Nettuno. Bene, o Delfini, voi siete sempre amici degli uomini. Una volta portaste all’Istmo il figlioletto d’Ino, avendolo raccolto sotto Scironide, donde era caduto con la madre: ora tu t’hai preso sul dorso questo ceterista di Metinna, e l’hai portato al Tenaro con tutto l’abbigliamento e la cetera; e non hai voluto che fosse bruttamente morto dai marinai.
Delfini. Non maravigliarti, o Nettuno, se facciam bene agli uomini; chè noi di uomini or siamo pesci.
Nettuno. Io biasimo Bacco, che dopo di avervi vinti in navale battaglia, vi trasmutò così: dovea bastargli d’avervi soggiogati, come tanti altri. Ma come è andato il fatto di questo Arione, o Delfino?

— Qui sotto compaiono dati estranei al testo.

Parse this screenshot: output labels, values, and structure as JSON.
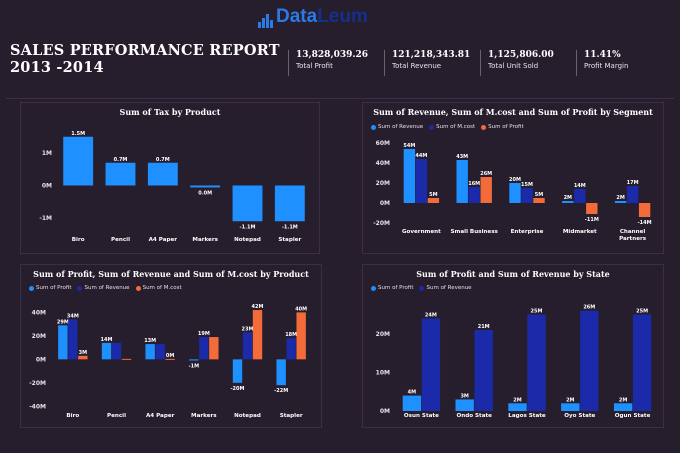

Un Delfino. Periandro gli voleva gran bene pel suo gran valore nell’arte, spesso mandava per lui, e gli faceva gran doni. E così essendo egli arricchito, sentì un desiderio di tornare a Metinna sua patria per farvi mostra della sua ricchezza. E salito sovra una nave di certi malvagi uomini, si fece vedere che portava molto oro ed argento: onde come furono in mezzo all’Egeo, gli diedero addosso i marinai. Allora egli (io ho udito ogni cosa, chè io nuotava presso la barca) disse loro: Giacchè volete far questo di me, concedetemi solo che io, preso il mio abbigliamento e cantando la mia canzone di morte, mi getti da me stesso in mare. I marinai glielo concessero: egli si abbigliò tutto, e cantò assai dolcemente: e poi cadde in mare, come per morirvi: ma io lo raccolsi, me lo posi sul dorso, e l’ho portato volentieri sino al Tenaro.
Nettuno. Bravo, o delfino! tu ami le opere delle muse. Tu l’hai ben rimeritato della dolce canzone che ti fece udire.